We have observed that there’s social patterning in: obesity, alcohol-related hospital admissions, smoking and spread of non-communicable diseases – to name a few.
But at least, over the years, there are fewer people spending time in ill-health, so, good job everyone, things are getting better – right? Well, actually, this is true for only some of us. Between 2011 and 2012, men living in the least posh neighborhoods could spend up to 22.7 years in “not good” health status in comparison to 11.9 years for our compatriots living in the most posh areas.
For our sisters living in the least affluent areas things are even worse: they may spend up to 26.1 years in “not good” health, compared to only 12.0 years for their richest sisters.
It will take lots of words and figures to fully explain what we mean by the term ‘health inequalities’. For example, did you know that there’s even a social pattern in greenspace availability? The ones among us who live in ‘rich neighborhoods’, having received some sort of education, are much more likely to play football in their own private garden.
And what if I told you that lack of access to garden space is related with hyperactivity problems, peer problems and conduct problems? Please, add to this the gender factor, meaning that boys are more sensitive to the lack of park access than girls.
But it’s not just that. Even though we can’t show any significant effect during childhood, we can show an association between access to green space and mental health in later life, especially for women and less privileged individuals in terms of socioeconomic resources.

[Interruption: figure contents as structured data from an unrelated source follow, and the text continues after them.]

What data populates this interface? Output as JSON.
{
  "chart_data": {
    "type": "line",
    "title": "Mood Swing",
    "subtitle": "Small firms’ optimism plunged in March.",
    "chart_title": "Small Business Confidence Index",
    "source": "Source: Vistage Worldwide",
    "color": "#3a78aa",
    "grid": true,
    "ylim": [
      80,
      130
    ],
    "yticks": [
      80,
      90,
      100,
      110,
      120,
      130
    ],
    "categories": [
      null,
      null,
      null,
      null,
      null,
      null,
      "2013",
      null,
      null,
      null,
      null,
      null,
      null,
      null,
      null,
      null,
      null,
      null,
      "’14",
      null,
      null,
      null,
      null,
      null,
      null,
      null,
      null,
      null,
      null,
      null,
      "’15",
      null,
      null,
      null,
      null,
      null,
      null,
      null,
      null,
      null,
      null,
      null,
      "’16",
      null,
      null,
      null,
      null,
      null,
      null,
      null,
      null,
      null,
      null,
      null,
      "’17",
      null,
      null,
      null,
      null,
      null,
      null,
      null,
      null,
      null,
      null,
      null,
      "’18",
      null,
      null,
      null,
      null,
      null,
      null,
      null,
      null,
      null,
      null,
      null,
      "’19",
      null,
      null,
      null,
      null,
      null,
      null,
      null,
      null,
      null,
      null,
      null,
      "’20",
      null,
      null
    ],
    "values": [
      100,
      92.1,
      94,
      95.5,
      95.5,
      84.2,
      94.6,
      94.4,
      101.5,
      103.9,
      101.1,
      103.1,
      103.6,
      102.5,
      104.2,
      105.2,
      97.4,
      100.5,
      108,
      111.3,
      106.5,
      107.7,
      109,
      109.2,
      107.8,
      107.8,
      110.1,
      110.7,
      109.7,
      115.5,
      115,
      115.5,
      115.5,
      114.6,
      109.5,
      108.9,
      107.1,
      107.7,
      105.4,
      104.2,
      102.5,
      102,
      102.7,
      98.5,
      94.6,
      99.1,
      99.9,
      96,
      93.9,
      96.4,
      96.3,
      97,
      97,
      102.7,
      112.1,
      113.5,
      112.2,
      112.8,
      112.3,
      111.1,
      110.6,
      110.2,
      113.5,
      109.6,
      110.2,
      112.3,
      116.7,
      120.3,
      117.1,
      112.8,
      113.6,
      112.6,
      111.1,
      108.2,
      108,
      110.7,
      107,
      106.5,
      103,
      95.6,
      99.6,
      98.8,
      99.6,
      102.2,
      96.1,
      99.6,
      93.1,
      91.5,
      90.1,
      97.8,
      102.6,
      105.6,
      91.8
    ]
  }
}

Yes, life is unjust, but this injustice can actually kill us or somebody we know. I hate being melodramatic or cliché, but it is worth drawing attention to these issues whenever and wherever we can.
You know what else is pretty shocking? For the lucky ones that, as children, could go out and enjoy their awesome gardens, as they grow older, their brains will work better than the ones not having access to green space.
And this is not all. There’s a social pattern in suicide rates. Those who are unemployed are 2-3 times more likely to commit suicide, and those living in the least affluent areas are twice as likely to get admitted to hospital due to non-fatal self-harm.
A Scottish study showed that if you belong in the lowest income class and live in the poorest geographical area, you might be 10 times more likely to express suicidal behaviour than your richest fellow citizens, living in the most posh neighbourhoods.
By now, you have probably guessed that inadequate unemployment benefits, poor (or non-existent) active labour market programmes, low income, poverty, bankruptcy, loss of home, unmanageable debt, lack of local job opportunities, and closure or downsizing of local workplaces, can make a person think of the unthinkable.
What I mention here is a fraction of the available evidence on this issue. We have observed that there’s social patterning in: obesity, alcohol-related hospital admissions, smoking and spread of non-communicable diseases – to name a few.
Yes, life is unjust, but this injustice can actually kill us or somebody we know. I hate being melodramatic or cliché, but it is worth drawing attention to these issues whenever and wherever we can; it is our duty to hold policy makers accountable for their actions (or absence of them).
At the end of the day, we need to keep fighting, so that positive change may benefit the people that need it the most.